PatMethenyLabo:「Third Wind」アドリブフレーズに挑戦!

ジャズギタリストとして、そしてコンポーザーとして素晴らしい作品をたくさん残してきたパット・メセニー!デビュー当時からすでに才能を開花させていましたが、それに驕ることなく絶えず努力をすることで、現在では世界のトップと言えるテクニックと感性を身に付けることに成功した人でもあります。そんなパットの曲に挑戦してパットの感性を少しでも感じられたらと思い、この曲にチャレンジしました。もちろんそう簡単には弾けるものではありませんが、それも含めてぜひみなさんにもトライしてほしいと思います!



『Third Wind』に挑戦!
この曲は1987年に発表された「Still Life (talking)」に収録されています。ブラジル音楽の影響を大きく受けた時期に作られた曲だけあって、パーカッションを使った複雑なリズムプレイや独特のメロディラインがとても面白いと思います。トランスクライブ(採譜)に使ったのは『More Travels』というライブDVDからのバージョンです。譜例を見ながら解説を読んでください!


フレーズ解説
まず最初にフルサイズのスコアを見てほしいのですが(ここをクリック!)、この長い4小節のアドリブは『ターゲットノート・アプローチ』というパット独特のアイディアを使って弾かれています。そしてこのアドリブはいくつかの小さなフレーズが集まってできています。
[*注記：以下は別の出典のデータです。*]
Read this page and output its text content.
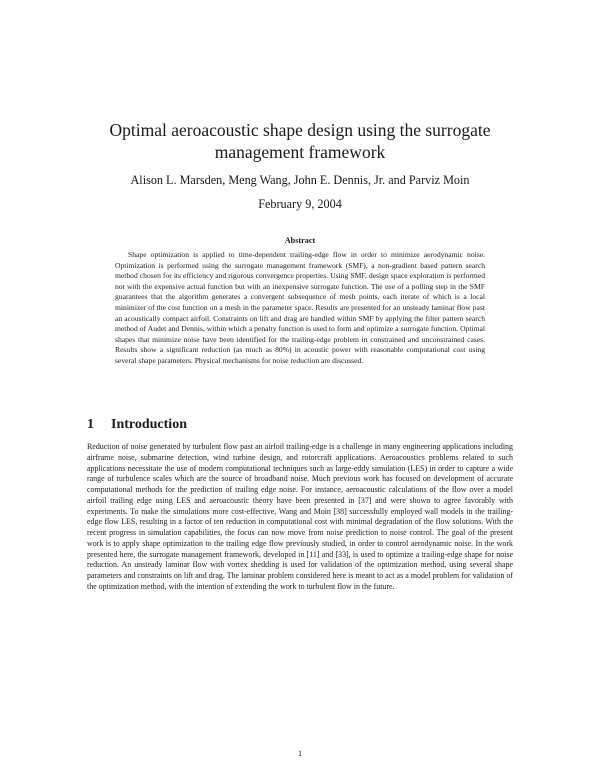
Optimal aeroacoustic shape design using the surrogate management framework
Alison L. Marsden, Meng Wang, John E. Dennis, Jr. and Parviz Moin
February 9, 2004
Abstract

Shape optimization is applied to time-dependent trailing-edge flow in order to minimize aerodynamic noise. Optimization is performed using the surrogate management framework (SMF), a non-gradient based pattern search method chosen for its efficiency and rigorous convergence properties. Using SMF, design space exploration is performed not with the expensive actual function but with an inexpensive surrogate function. The use of a polling step in the SMF guarantees that the algorithm generates a convergent subsequence of mesh points, each iterate of which is a local minimizer of the cost function on a mesh in the parameter space. Results are presented for an unsteady laminar flow past an acoustically compact airfoil. Constraints on lift and drag are handled within SMF by applying the filter pattern search method of Audet and Dennis, within which a penalty function is used to form and optimize a surrogate function. Optimal shapes that minimize noise have been identified for the trailing-edge problem in constrained and unconstrained cases. Results show a significant reduction (as much as 80%) in acoustic power with reasonable computational cost using several shape parameters. Physical mechanisms for noise reduction are discussed.

1 Introduction

Reduction of noise generated by turbulent flow past an airfoil trailing-edge is a challenge in many engineering applications including airframe noise, submarine detection, wind turbine design, and rotorcraft applications. Aeroacoustics problems related to such applications necessitate the use of modern computational techniques such as large-eddy simulation (LES) in order to capture a wide range of turbulence scales which are the source of broadband noise. Much previous work has focused on development of accurate computational methods for the prediction of trailing edge noise. For instance, aeroacoustic calculations of the flow over a model airfoil trailing edge using LES and aeroacoustic theory have been presented in [37] and were shown to agree favorably with experiments. To make the simulations more cost-effective, Wang and Moin [38] successfully employed wall models in the trailing-edge flow LES, resulting in a factor of ten reduction in computational cost with minimal degradation of the flow solutions. With the recent progress in simulation capabilities, the focus can now move from noise prediction to noise control. The goal of the present work is to apply shape optimization to the trailing edge flow previously studied, in order to control aerodynamic noise. In the work presented here, the surrogate management framework, developed in [11] and [33], is used to optimize a trailing-edge shape for noise reduction. An unsteady laminar flow with vortex shedding is used for validation of the optimization method, using several shape parameters and constraints on lift and drag. The laminar problem considered here is meant to act as a model problem for validation of the optimization method, with the intention of extending the work to turbulent flow in the future.

1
譜例1は最初に出てくる小さなフレーズで、8コの16分音符でひとかたまり。ダブルクロマチックアプローチから始まり、スケールからはずれた音程で動いていくので、調性感が全く無くとても奇妙に聞こえます。「このアドリブは一体どこに向かっているんだろう?」と不安にさせる響きがとても強いのですが、フレーズの最後の音に落ち着いたとき、「あ~、よかった!」ととてもスッキリした気持ちになります。この効果こそがパットがこのフレーズに求めているものだと思います。

譜例2と譜例3もそれぞれ小さなフレーズで、ソロの中で何回か繰り返して出てきています。フレーズの形を手クセにして憶えてしまえばどうにか弾けるようになるので、みなさんもぜひチャレンジしてみてください!